U.S. Department of Health and Human Services
Health Resources and Services Administration

My Bright Future: Physical Activity and Healthy Eating For Young Women

This booklet will help you learn about healthy eating and physical activity. With the help of your health care provider, it will also show you what areas might need some improvement and how to set and reach your goals. Here’s what you’ll find inside:

Getting Started: Questions to answer on your own and talk about with your health care provider.

Health Care Provider: Ideas on how to start a conversation with your health care provider and examples of questions you can ask.

My Health Care Visit: Section for your health care provider to fill out during your visit.

Setting My Goals: Charts for setting goals with your health care provider (or on your own).

Reaching My Goals: Information and ideas to help you reach your goals.

For More Information: Other resources to help you meet your goals.

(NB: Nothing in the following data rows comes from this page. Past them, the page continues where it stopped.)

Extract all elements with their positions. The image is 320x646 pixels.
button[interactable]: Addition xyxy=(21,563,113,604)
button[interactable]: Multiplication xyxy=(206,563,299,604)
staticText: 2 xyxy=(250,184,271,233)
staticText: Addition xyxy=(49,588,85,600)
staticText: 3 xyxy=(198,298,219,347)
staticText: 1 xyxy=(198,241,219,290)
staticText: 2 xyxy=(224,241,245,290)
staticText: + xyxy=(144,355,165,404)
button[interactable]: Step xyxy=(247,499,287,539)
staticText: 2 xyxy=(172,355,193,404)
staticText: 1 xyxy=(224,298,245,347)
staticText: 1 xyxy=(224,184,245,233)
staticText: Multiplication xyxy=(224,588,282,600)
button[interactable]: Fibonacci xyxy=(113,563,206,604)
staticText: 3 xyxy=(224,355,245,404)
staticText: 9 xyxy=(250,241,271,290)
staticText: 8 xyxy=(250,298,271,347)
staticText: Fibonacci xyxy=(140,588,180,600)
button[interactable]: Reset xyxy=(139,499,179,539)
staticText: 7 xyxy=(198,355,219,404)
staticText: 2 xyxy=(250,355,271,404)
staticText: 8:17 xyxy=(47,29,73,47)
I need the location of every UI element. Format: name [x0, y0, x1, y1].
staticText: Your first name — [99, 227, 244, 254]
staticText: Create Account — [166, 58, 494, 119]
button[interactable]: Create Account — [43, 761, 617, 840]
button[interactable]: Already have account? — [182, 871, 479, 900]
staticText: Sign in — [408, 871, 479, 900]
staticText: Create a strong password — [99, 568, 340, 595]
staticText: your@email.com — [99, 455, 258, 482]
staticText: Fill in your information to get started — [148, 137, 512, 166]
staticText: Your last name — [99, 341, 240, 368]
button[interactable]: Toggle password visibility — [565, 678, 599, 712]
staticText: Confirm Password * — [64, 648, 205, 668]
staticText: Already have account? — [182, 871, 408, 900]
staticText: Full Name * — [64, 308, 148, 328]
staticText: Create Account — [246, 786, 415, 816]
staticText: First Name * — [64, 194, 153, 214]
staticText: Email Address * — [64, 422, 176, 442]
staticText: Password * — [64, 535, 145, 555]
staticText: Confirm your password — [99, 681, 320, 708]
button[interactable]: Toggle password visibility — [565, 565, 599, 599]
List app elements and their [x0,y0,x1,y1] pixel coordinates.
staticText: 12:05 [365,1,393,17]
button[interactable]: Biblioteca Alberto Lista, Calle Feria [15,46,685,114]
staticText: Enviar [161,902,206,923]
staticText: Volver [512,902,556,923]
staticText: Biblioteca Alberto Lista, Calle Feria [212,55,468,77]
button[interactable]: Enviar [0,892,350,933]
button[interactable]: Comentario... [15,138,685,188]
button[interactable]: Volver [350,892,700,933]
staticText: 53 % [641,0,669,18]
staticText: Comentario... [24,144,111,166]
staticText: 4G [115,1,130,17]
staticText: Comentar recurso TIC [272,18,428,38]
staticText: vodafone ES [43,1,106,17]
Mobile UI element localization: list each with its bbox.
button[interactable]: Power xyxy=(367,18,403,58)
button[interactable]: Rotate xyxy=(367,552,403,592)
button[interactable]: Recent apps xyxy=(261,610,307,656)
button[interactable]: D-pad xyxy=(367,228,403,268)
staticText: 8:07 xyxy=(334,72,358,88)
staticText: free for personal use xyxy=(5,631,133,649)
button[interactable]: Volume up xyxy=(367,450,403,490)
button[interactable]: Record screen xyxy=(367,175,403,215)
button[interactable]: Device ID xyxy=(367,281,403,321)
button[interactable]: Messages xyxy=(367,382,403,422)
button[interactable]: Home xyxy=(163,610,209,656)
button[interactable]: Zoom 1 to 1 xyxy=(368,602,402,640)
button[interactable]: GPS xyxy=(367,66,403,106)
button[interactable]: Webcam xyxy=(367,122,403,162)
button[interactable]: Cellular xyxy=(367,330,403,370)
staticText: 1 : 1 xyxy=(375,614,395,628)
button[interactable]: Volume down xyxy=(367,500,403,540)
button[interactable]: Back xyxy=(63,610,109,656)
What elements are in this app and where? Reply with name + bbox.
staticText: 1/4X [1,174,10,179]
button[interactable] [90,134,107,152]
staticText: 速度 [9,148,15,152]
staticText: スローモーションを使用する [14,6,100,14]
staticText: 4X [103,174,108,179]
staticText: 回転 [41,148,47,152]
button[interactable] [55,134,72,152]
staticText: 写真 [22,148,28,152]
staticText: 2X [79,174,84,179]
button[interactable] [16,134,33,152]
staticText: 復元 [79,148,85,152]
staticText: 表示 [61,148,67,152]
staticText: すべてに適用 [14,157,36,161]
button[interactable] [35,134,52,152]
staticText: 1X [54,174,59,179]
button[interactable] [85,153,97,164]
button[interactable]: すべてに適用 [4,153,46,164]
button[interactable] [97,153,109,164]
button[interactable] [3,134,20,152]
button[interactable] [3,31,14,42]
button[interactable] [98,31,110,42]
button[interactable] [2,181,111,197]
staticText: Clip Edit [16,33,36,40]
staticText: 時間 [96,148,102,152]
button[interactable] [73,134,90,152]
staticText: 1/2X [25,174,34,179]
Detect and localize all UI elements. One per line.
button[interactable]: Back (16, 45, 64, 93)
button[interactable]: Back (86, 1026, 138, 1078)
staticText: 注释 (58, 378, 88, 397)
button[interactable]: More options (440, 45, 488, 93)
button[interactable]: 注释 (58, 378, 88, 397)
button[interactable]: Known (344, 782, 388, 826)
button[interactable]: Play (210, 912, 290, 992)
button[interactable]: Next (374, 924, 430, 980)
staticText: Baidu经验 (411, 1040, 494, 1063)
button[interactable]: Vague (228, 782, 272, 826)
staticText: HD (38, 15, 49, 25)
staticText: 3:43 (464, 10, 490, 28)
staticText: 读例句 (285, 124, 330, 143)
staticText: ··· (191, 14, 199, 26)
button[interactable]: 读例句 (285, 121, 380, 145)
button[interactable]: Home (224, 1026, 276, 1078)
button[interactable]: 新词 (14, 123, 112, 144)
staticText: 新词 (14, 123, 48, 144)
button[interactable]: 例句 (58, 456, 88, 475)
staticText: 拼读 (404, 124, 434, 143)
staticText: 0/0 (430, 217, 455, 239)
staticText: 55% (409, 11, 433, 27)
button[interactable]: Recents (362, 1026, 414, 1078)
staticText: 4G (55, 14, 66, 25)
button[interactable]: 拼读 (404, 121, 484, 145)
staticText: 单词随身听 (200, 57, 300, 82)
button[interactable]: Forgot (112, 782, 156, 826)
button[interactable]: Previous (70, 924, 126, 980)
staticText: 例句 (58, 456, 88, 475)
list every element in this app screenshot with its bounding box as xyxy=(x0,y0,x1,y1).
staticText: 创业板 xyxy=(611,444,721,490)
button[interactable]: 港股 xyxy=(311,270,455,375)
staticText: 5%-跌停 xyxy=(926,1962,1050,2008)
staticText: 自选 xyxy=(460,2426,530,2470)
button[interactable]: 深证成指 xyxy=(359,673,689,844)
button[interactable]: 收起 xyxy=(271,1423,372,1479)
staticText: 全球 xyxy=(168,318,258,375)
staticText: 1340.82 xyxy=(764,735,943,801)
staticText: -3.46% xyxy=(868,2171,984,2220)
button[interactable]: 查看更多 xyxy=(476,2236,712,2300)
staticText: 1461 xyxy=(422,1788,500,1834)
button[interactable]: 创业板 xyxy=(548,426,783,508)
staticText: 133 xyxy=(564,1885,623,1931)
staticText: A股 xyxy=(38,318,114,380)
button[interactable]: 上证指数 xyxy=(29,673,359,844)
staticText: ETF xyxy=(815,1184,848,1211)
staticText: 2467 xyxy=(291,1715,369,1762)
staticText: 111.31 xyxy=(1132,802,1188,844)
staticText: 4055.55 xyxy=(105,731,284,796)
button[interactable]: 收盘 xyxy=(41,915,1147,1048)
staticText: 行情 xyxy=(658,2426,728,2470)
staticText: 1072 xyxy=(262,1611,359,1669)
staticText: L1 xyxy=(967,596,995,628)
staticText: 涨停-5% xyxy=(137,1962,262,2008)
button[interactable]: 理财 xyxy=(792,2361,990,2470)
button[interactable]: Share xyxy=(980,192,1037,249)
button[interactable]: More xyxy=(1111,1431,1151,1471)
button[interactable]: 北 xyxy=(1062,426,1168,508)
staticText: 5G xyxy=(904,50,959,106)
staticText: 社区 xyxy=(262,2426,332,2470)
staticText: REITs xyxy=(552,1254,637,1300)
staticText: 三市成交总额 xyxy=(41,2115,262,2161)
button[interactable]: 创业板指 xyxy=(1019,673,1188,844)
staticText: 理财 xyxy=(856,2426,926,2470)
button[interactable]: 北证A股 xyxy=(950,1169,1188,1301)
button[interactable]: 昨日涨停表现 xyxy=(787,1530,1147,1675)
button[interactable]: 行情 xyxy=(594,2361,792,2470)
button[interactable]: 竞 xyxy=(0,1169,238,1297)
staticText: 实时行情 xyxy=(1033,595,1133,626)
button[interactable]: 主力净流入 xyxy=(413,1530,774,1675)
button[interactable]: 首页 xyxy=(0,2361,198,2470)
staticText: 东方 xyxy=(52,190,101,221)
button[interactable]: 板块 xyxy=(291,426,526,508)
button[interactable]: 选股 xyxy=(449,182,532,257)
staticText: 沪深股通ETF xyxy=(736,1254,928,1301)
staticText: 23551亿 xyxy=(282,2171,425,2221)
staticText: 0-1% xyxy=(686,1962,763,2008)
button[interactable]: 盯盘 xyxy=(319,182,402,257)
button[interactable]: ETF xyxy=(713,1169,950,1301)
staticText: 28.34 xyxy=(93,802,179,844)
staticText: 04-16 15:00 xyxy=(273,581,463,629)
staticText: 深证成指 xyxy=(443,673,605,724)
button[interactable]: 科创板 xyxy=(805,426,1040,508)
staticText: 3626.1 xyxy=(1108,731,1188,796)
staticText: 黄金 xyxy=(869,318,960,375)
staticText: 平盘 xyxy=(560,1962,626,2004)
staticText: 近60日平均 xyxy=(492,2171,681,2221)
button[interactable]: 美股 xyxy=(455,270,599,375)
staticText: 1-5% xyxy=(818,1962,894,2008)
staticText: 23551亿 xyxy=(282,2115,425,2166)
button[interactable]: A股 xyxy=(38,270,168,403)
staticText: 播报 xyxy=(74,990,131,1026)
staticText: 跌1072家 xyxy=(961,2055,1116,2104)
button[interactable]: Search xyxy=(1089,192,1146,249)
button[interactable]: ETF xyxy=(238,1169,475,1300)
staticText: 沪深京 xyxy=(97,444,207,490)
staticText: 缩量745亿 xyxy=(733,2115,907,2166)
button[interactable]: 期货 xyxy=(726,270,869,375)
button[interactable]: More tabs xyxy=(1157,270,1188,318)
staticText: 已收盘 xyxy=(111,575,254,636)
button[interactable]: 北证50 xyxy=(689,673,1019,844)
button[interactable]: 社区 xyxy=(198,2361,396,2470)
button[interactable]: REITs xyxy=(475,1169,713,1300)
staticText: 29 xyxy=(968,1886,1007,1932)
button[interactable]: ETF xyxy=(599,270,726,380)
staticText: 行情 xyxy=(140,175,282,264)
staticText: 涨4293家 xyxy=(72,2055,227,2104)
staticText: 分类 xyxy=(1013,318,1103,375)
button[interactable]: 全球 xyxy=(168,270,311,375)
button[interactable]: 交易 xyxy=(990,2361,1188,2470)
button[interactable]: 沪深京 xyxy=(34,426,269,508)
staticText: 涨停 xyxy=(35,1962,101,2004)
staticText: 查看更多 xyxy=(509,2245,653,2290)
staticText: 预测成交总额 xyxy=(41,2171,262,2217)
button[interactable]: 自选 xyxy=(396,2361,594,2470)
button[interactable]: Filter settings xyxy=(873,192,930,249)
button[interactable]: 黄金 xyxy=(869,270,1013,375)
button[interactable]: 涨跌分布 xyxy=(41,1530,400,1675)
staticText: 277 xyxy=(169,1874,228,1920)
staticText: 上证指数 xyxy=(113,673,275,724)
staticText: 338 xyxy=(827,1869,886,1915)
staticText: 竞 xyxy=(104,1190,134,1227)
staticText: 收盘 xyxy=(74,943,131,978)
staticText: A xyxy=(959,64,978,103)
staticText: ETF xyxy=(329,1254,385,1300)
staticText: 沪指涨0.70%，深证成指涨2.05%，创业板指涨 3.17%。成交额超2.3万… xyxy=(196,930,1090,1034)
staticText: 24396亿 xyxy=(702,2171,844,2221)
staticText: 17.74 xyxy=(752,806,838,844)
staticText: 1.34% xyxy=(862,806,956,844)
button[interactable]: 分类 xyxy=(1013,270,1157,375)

Wallet Card: Companion to this booklet.

GETTING STARTED

This section asks questions about your current level of physical activity and healthy eating. Check the box that best answers each question and/or write your answer on the line.

PHYSICAL ACTIVITY

  1. How many days a week do you do physical activity? (for example: stretching, playing soccer, running, swimming, playing volleyball, dancing, walking, or other aerobic activities)
  2. How much time do you spend doing physical activity on a typical day?
  3. What activities do you spend the most time doing in your free time? Check all that apply.

HEALTHY EATING

When answering the next questions, think about the variety of foods you eat from each of the food groups from the time you wake up until the time you go to bed. Include all foods and beverages that you eat and drink at home, school, restaurants, and from vending machines.

  1. How often do you have foods from the milk group? For example, on a typical day how often do you drink low-fat or fat-free milk, add milk to your cereal, eat low-fat or fat free yogurt, or cheese?
  2. How often do you eat foods from the meat and beans group such as lean hamburger, chicken, turkey, fish, pork, peanut butter, eggs, nuts, dried beans, or tofu?
  3. How often do you eat fruit or drink 100% fruit juice?
  4. How often do you eat vegetables or drink 100% vegetable juice?
  5. How often do you eat foods from the grains group such as cereal, brown rice, pasta, breads (whole wheat and white breads), tortillas, couscous, bagels, pita bread, or crackers ?
  6. How often do you eat candy, cakes, cookies, doughnuts, candy bars, or chips?
  7. How often do you drink soda, soft drinks, pop, or sweetened teas?
  8. How would you describe your weight?
  9. Do you take vitamin, mineral, or dietary supplements?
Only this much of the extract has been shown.